L'écart salarial entre hommes et femmes ralentit en 2024 au Japon, mais les femmes managers restent rares
TOKYO – Le rythme de réduction de l'écart salarial entre hommes et femmes parmi les travailleurs à temps plein au Japon a ralenti en 2024, l'augmentation de la proportion de femmes occupant des postes de direction restant au point mort, selon une récente enquête de Kyodo News.
Sur un indice de 100 pour les hommes, le salaire mensuel moyen des femmes s'élève à 75,8, ce qui signifie que l'écart s'est amélioré de seulement 1,5 point par rapport à cinq ans plus tôt, selon une analyse des données du ministère de la Santé, du Travail et de la Protection sociale, près de 40 ans après que le pays a mis en œuvre une loi garantissant l'égalité des chances et de traitement entre les hommes et les femmes dans l'emploi.
La différence était particulièrement frappante dans la région de Tokai, au centre du Japon, et dans la partie nord de la région de Kanto, autour de Tokyo, où les femmes se sont déplacées vers les centres urbains pour quitter les zones qui continuent d'avoir des attitudes fixes en matière de rôles de genre.
Le salaire mensuel moyen des hommes en 2024 était de 363 100 yens (2 300 dollars), contre 275 300 yens pour les femmes, soit un écart de près de 90 000 yens.
L’écart s’est réduit de 3,0 points au cours des cinq années précédant 2004, tout en diminuant de 2,4 points entre 2004 et 2009 et de 2,6 points entre 2009 et 2014. Il a à peine bougé au cours de la dernière décennie, à seulement 1,7 point sur la période 2014-2019 et 1,5 point sur les cinq années jusqu’en 2024.

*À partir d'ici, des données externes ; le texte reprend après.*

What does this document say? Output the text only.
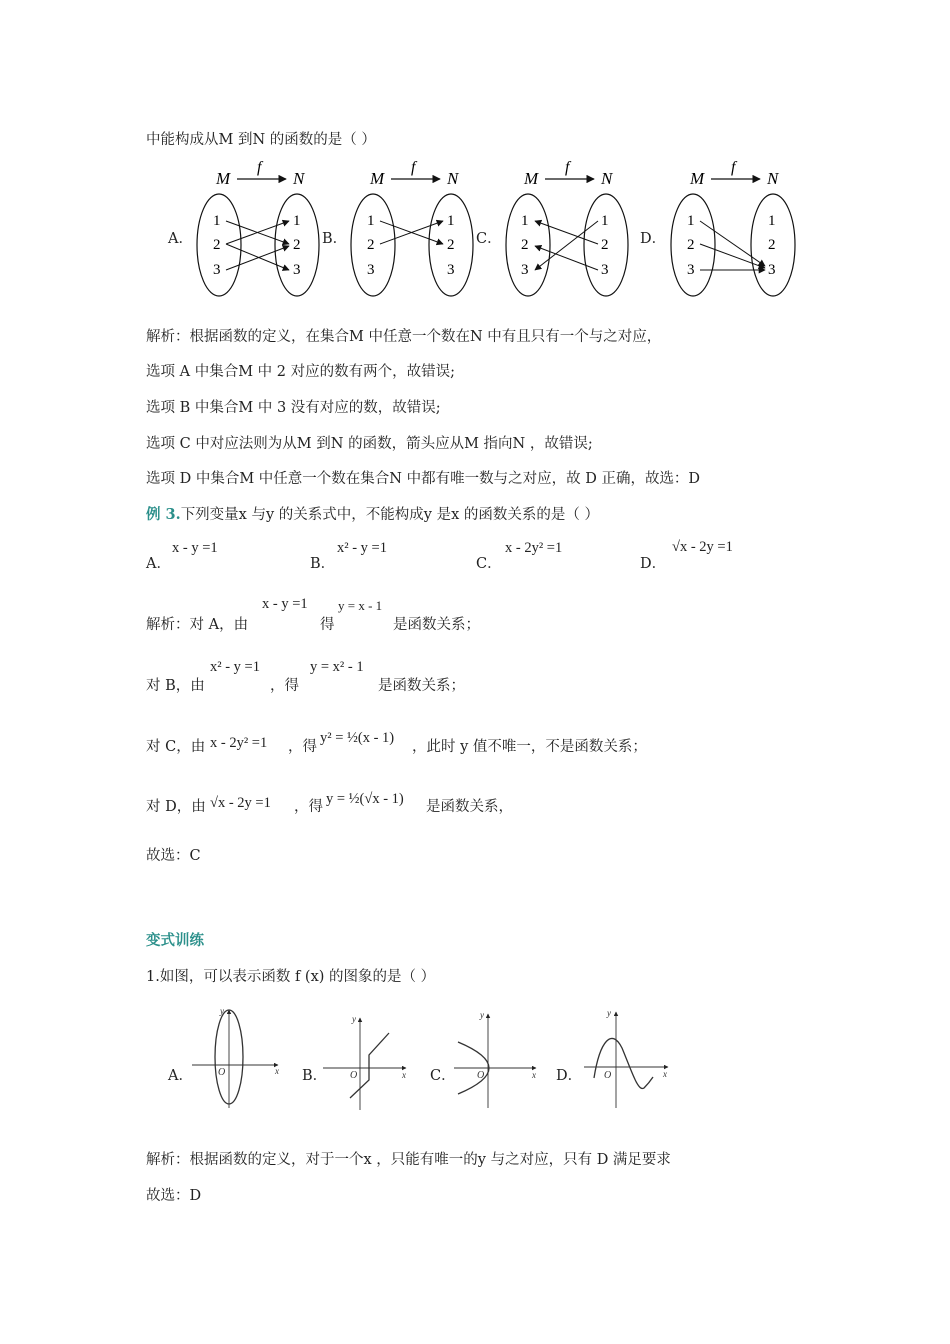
中能构成从M 到N 的函数的是（ ）
A．	B．	C．	D．
M	N
f
1
2
3
1
2
3
M	N
f
1
2
3
1
2
3
M	N
f
1
2
3
1
2
3
M	N
f
1
2
3
1
2
3
解析：根据函数的定义，在集合M 中任意一个数在N 中有且只有一个与之对应，
选项 A 中集合M 中 2 对应的数有两个，故错误;
选项 B 中集合M 中 3 没有对应的数，故错误;
选项 C 中对应法则为从M 到N 的函数，箭头应从M 指向N ，故错误;
选项 D 中集合M 中任意一个数在集合N 中都有唯一数与之对应，故 D 正确，故选：D
例 3.下列变量x 与y 的关系式中，不能构成y 是x 的函数关系的是（ ）
A．
x - y =1
B．
x² - y =1
C．
x - 2y² =1
D．
√x - 2y =1
解析：对 A，由
x - y =1
得
y = x - 1
是函数关系；
对 B，由
x² - y =1
，得
y = x² - 1
是函数关系；
对 C，由 x - 2y² =1 ，得
y² = ½(x - 1)
，此时 y 值不唯一，不是函数关系；
对 D，由 √x - 2y =1 ，得 y = ½(√x - 1) 是函数关系，
故选：C
变式训练
1.如图，可以表示函数 f (x) 的图象的是（ ）
A．	B．	C．	D．
x
y
O	x
y
O	x
y
O	x
y
O
解析：根据函数的定义，对于一个x ，只能有唯一的y 与之对应，只有 D 满足要求
故选：D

« L'écart salarial entre hommes et femmes s'est amélioré, mais le rythme est lent », a déclaré Akira Kawaguchi, professeur à l'université de Doshisha spécialisé dans l'équilibre entre vie professionnelle et vie privée et l'égalité des sexes, ajoutant qu'il est peu probable que le Japon parvienne à une égalité comparable à celle des pays européens dans les prochaines décennies.
Les femmes n'occupaient que 15,9 pour cent des postes de chef de section et 9,8 pour cent des postes de direction et de direction en 2024, selon le Cabinet Office.
La préfecture de Mie affichait l'écart salarial le plus important, suivie par les préfectures d'Ibaraki, d'Aichi, de Tochigi et de Shizuoka. Beaucoup d’entre elles étaient des régions à revenus élevés, dotées d’industries manufacturières florissantes et d’une faible proportion de femmes occupant des postes de direction.
L'écart salarial le plus faible a été enregistré à Okinawa, suivi par les préfectures de Kochi, Tottori, Shimane et Tokushima, mettant en évidence les faibles disparités dans les régions à faible revenu.